Sunday, 15 June 2008

What's 'Happening' is a letdown


According to this review, the latest horror thriller from M. Night Shyamalan is a letdown.



What a great idea is "The Happening."


What a disappointing film.


The latest horror thriller from M. Night Shyamalan benefits greatly from Shyamalan's highly intriguing premise. But it suffers just as much from Shyamalan's weak dialogue, stilted direction and inability to connect with his actors.


In the best of all possible worlds, he would have developed his story and then handed it off to someone else to write the script and direct it. But this is M. Night Shyamalan, who burst onto the scene with the extraordinary "The Sixth Sense" and followed up a film later with the powerful "Signs."


Since then, however, he has seemingly lost the magic. "The Happening" shows flashes of his old brilliance, especially in the last 10 minutes. But getting there is not worth the effort.


Mark Wahlberg is absolutely and atypically dreadful in the role of a Philadelphia high school science teacher.

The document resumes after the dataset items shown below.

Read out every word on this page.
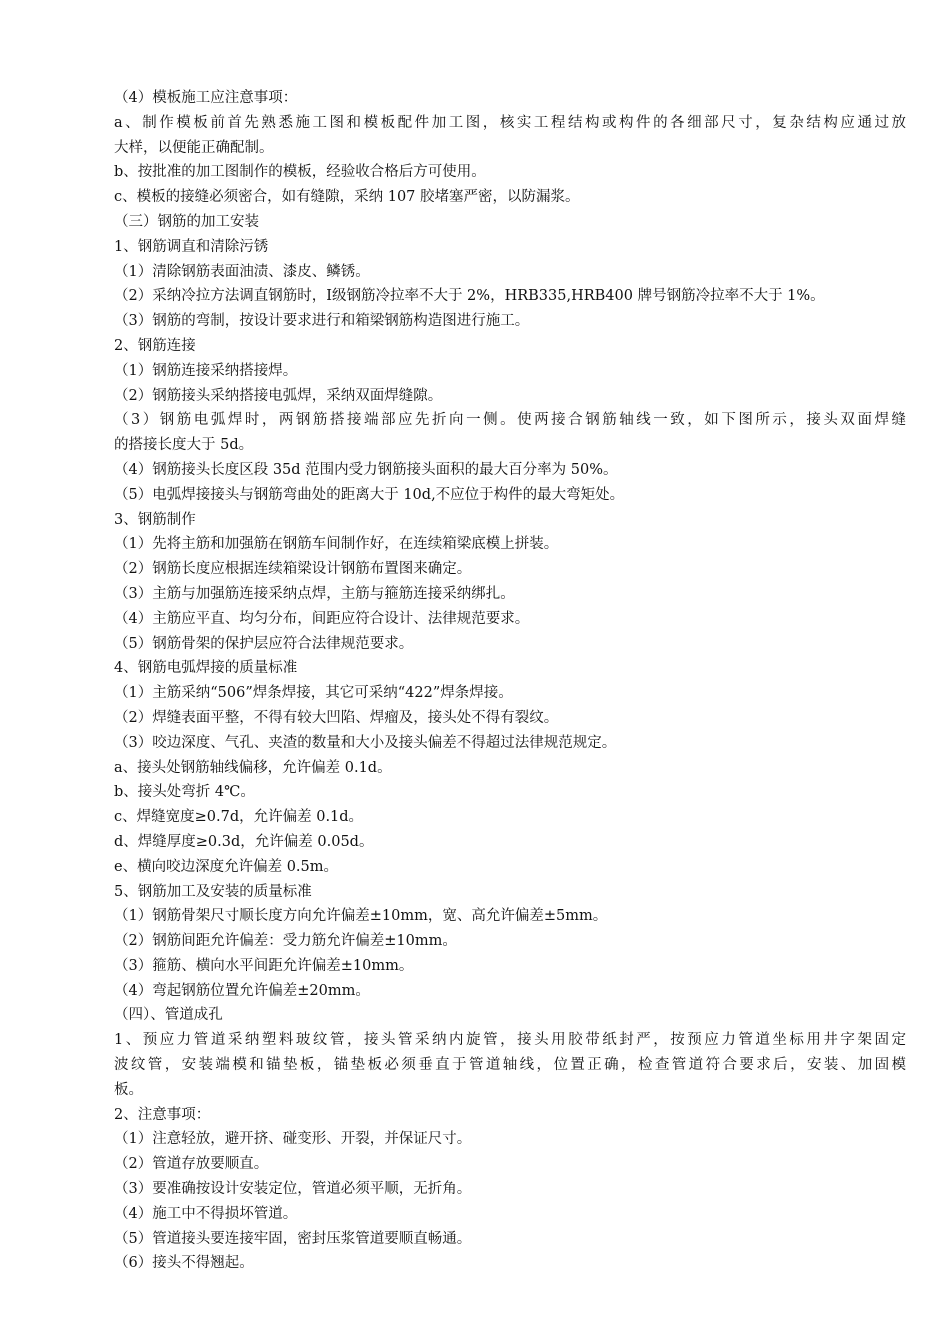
（4）模板施工应注意事项：
a、制作模板前首先熟悉施工图和模板配件加工图，核实工程结构或构件的各细部尺寸，复杂结构应通过放
大样，以便能正确配制。
b、按批准的加工图制作的模板，经验收合格后方可使用。
c、模板的接缝必须密合，如有缝隙，采纳 107 胶堵塞严密，以防漏浆。
（三）钢筋的加工安装
1、钢筋调直和清除污锈
（1）清除钢筋表面油渍、漆皮、鳞锈。
（2）采纳冷拉方法调直钢筋时，Ⅰ级钢筋冷拉率不大于 2%，HRB335,HRB400 牌号钢筋冷拉率不大于 1%。
（3）钢筋的弯制，按设计要求进行和箱梁钢筋构造图进行施工。
2、钢筋连接
（1）钢筋连接采纳搭接焊。
（2）钢筋接头采纳搭接电弧焊，采纳双面焊缝隙。
（3）钢筋电弧焊时，两钢筋搭接端部应先折向一侧。使两接合钢筋轴线一致，如下图所示，接头双面焊缝
的搭接长度大于 5d。
（4）钢筋接头长度区段 35d 范围内受力钢筋接头面积的最大百分率为 50%。
（5）电弧焊接接头与钢筋弯曲处的距离大于 10d,不应位于构件的最大弯矩处。
3、钢筋制作
（1）先将主筋和加强筋在钢筋车间制作好，在连续箱梁底模上拼装。
（2）钢筋长度应根据连续箱梁设计钢筋布置图来确定。
（3）主筋与加强筋连接采纳点焊，主筋与箍筋连接采纳绑扎。
（4）主筋应平直、均匀分布，间距应符合设计、法律规范要求。
（5）钢筋骨架的保护层应符合法律规范要求。
4、钢筋电弧焊接的质量标准
（1）主筋采纳“506”焊条焊接，其它可采纳“422”焊条焊接。
（2）焊缝表面平整，不得有较大凹陷、焊瘤及，接头处不得有裂纹。
（3）咬边深度、气孔、夹渣的数量和大小及接头偏差不得超过法律规范规定。
a、接头处钢筋轴线偏移，允许偏差 0.1d。
b、接头处弯折 4℃。
c、焊缝宽度≥0.7d，允许偏差 0.1d。
d、焊缝厚度≥0.3d，允许偏差 0.05d。
e、横向咬边深度允许偏差 0.5m。
5、钢筋加工及安装的质量标准
（1）钢筋骨架尺寸顺长度方向允许偏差±10mm，宽、高允许偏差±5mm。
（2）钢筋间距允许偏差：受力筋允许偏差±10mm。
（3）箍筋、横向水平间距允许偏差±10mm。
（4）弯起钢筋位置允许偏差±20mm。
（四）、管道成孔
1、预应力管道采纳塑料玻纹管，接头管采纳内旋管，接头用胶带纸封严，按预应力管道坐标用井字架固定
波纹管，安装端模和锚垫板，锚垫板必须垂直于管道轴线，位置正确，检查管道符合要求后，安装、加固模
板。
2、注意事项：
（1）注意轻放，避开挤、碰变形、开裂，并保证尺寸。
（2）管道存放要顺直。
（3）要准确按设计安装定位，管道必须平顺，无折角。
（4）施工中不得损坏管道。
（5）管道接头要连接牢固，密封压浆管道要顺直畅通。
（6）接头不得翘起。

Some unknown incident in New York City causes people to become disoriented and kill themselves. The immediate thought is that it was caused by terrorists, and, just to be safe, Walhberg's character decides to flee to the country with his wife and a fellow teacher, played by John Leguizamo.


When Leguizamo is no worse than the rest of the cast, you know you're going to be in for a rough film. Especially when the cast includes the usually solid Zooey Deschanel, who plays Wahlberg's wife.


As the three of them and the daughter of Leguizamo's character head deeper into the country, they meet a number of character actors who are no better than the rest of the cast.


Things finally improve toward the end, when they encounter a crazy woman played by Betty Buckley. Finally, Shyamalan creates a character who interests him, someone who is Hitchcockian.


Tak Fujimoto's cinematography is crisply evocative, as always, and even James Newton Howard's musical score helps set the mood.


But the mood is consistently sabotaged by Shyamalan and the actors he has hired. Everything about the film feels forced, from the dialogue to the way it is said. And even when Shyamalan does the right thing with his camera, which is most of the time, it doesn't have the conviction of its movements.


We can watch it and appreciate what the film is trying to make us feel, but we never feel it.
The movie's best feature is the premise, that something in the air reverses the inhibitors in the brain that keep us from harming ourselves.


The images of people stopping dead in their tracks and then finding ways to kill themselves are chilling -- or they would be if they were executed better. One bit, involving a policeman's gun, is particularly effective.


But then, we learn what is causing this all to happen, and the reason is especially stupid. We waited the entire movie, we think, for this?